La storia commovente di Wafa al Bass
Gli ospedali – si sa – sono il contesto ideale per ambientarvi storie strappalacrime. Esseri umani sottratti alla morte, crisi di coscienza, lacrime e dolore per una vita spezzata anzitempo, gioia per un complicato intervento chirurgico riuscito perfettamente.
Malgrado la recente ondata di terrorismo palestinese, e la risposta israeliana nota come Colonna di Difesa, nello stato ebraico è affluito un numero considerevole di abitanti della Striscia di Gaza. Persino il cognato del primo ministro di Hamas è ricorso alle cure mediche degli israeliani; ma la vita di tutti i giorni è ricca di episodi di dedizione al dovere che non guarda il colore della pelle, o la razza, o la lingua. Spesso arabi israeliani prestano servizio come volontari negli ospedali dell’Israele meridionale, per assistere pazienti palestinesi in difficoltà con la lingua.
Purtroppo però, talvolta giovani pazienti ritornano a Gaza senza aver compiuto la loro missione. Wafa al Bass, nata nel 1984, a 21 anni parte da Gaza per essere curata in un ospedale israeliano. Ha delle importanti ustioni. Il suo proposito è di entrare in un ospedale e farsi saltare in aria, uccidendo più bambini possibile. E’ bloccata al valico di Erez da guardie di confine che si insospettiscono per il suo nervosismo: le scoprono indosso un ordigno da più di 10 chilogrammi di esplosivo. Arrestata nel 2005, subisce un processo e viene detenuta per sei anni. Sarà rilasciata nel 2011, assieme ad altri mille criminali, nell’ambito dell’accordo per la liberazione del caporale israeliano Gilad Shalit, sequestrato da Hamas nel 2006.
Si è fatta notare in queste settimane per aver esortato i suoi connazionali a sequestrare quanti più israeliani possibile. Ai bambini che sono andati a trovarla nella sua abitazione nel nord della Striscia ha raccomandato: «spero che seguiate il mio stesso percorso e che – con l’aiuto di Allah – molti di voi abbiano successo come martiri». Ma adesso che l’assemblea generale dell’ONU ha votato a larga maggioranza l’ingresso dell’autorità palestinese come stato osservatore non membro, la pace fa sicuramente un grosso passo in avanti…
Nella foto in alto: “Il mio sogno era diventare un martire. Credo nella morte. Volevo farmi saltare in aria in un ospedale, forse anche quello in cui sono stata poi curata, ma poichè lì molti arabi vengono a farsi curare ho deciso di andare in un altro…volevo uccidere 20, 50 ebrei….si, anche neonati o bambini” (il pensiero di Wafa al Bass, tornata a Gaza in cambio della liberazione di Gilad Shalit)
#1Emanuel Baroz
La belle histoire de Wafa Al-Bass
http://www.youtube.com/watch?v=aq9EkBZ6LmA
#2Diemme
E infatti quello scambio è stata un’idea infelice. Chiaramente Gilad Shalit meritava di essere salvato, ma quanti moriranno per questo?
#3Emanuel Baroz
è una domanda che ci poniamo in tanti. Purtroppo…
P.S. BENTORNATA!!!!! 😉
#4Diemme
Ma io non me ne sono mai andata, è che voi che col trasloco siete diventati meno facilmente raggiungibili.

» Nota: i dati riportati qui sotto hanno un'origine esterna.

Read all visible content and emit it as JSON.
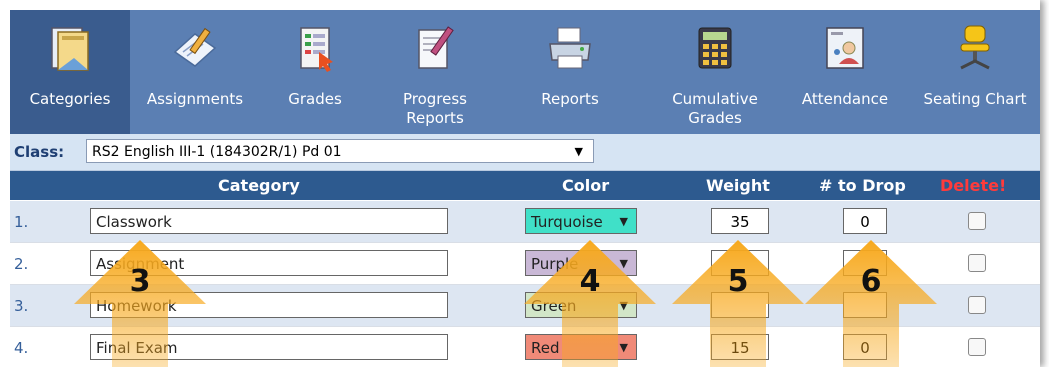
{
  "toolbar": {
    "items": [
      {
        "label": "Categories",
        "icon": "folder-icon"
      },
      {
        "label": "Assignments",
        "icon": "pencil-paper-icon"
      },
      {
        "label": "Grades",
        "icon": "gradebook-icon"
      },
      {
        "label": "Progress Reports",
        "icon": "report-edit-icon"
      },
      {
        "label": "Reports",
        "icon": "printer-icon"
      },
      {
        "label": "Cumulative Grades",
        "icon": "calculator-icon"
      },
      {
        "label": "Attendance",
        "icon": "attendance-icon"
      },
      {
        "label": "Seating Chart",
        "icon": "chair-icon"
      }
    ],
    "active": "Categories"
  },
  "class_row": {
    "label": "Class:",
    "selected": "RS2 English III-1 (184302R/1) Pd 01"
  },
  "table": {
    "headers": {
      "category": "Category",
      "color": "Color",
      "weight": "Weight",
      "drop": "# to Drop",
      "delete": "Delete!"
    },
    "rows": [
      {
        "num": "1.",
        "name": "Classwork",
        "color": "Turquoise",
        "color_hex": "#40e0c8",
        "weight": "35",
        "drop": "0"
      },
      {
        "num": "2.",
        "name": "Assignment",
        "color": "Purple",
        "color_hex": "#c9b8d6",
        "weight": "",
        "drop": ""
      },
      {
        "num": "3.",
        "name": "Homework",
        "color": "Green",
        "color_hex": "#d2e6c8",
        "weight": "",
        "drop": ""
      },
      {
        "num": "4.",
        "name": "Final Exam",
        "color": "Red",
        "color_hex": "#f08a78",
        "weight": "15",
        "drop": "0"
      }
    ]
  },
  "callouts": [
    "3",
    "4",
    "5",
    "6"
  ],
  "colors": {
    "toolbar": "#5b7fb3",
    "active_tab": "#3a5c8e",
    "header": "#2d5a8f",
    "delete_header": "#ff3b3b",
    "arrow": "#f5a623"
  }
}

Comunque grazie di cuore per l’accoglienza, non me l’aspettavo 😳
#5Emanuel Baroz
era il minimo! Beh, ora che ci hai ritrovato non sparire per altri mesi! 😉
#6Diemme
@Emanuel Baroz: tranquillo, magari dietro le quinte ma ci sono sempre: tu piuttosto, mi vieni a trovare qualche volta? 😉
#7Emanuel Baroz
ma io passo spesso da lì!!!!! 😉
#8Diemme
@Emanuel Baroz: intendevo dire che non ho uno straccio d’indirizzo a cui farti una comunicazione privata…
#9Emanuel Baroz
ho un indirizzo e-mail ma lo guardo poco…..ma sono su FB!!!! 😉
#10Fede
E’ chiaro che diventa difficile anche solo immaginare di negoziare, trattare o discutere con persone del genere.
Le “persone del genere” a cui mi riferisco sono quelle che declinano una religione fino all’estremismo, facendola diventare una mostruosita’ intollerabile.
Tanto da far trasformare una donna, naturalmente fonte di vita, in uno strumento di morte.
Le notizie da voi riportate sono praticamente ignorate dai grandi quotidiani nazionali, una ragione in più per continuare a leggervi con dedizione.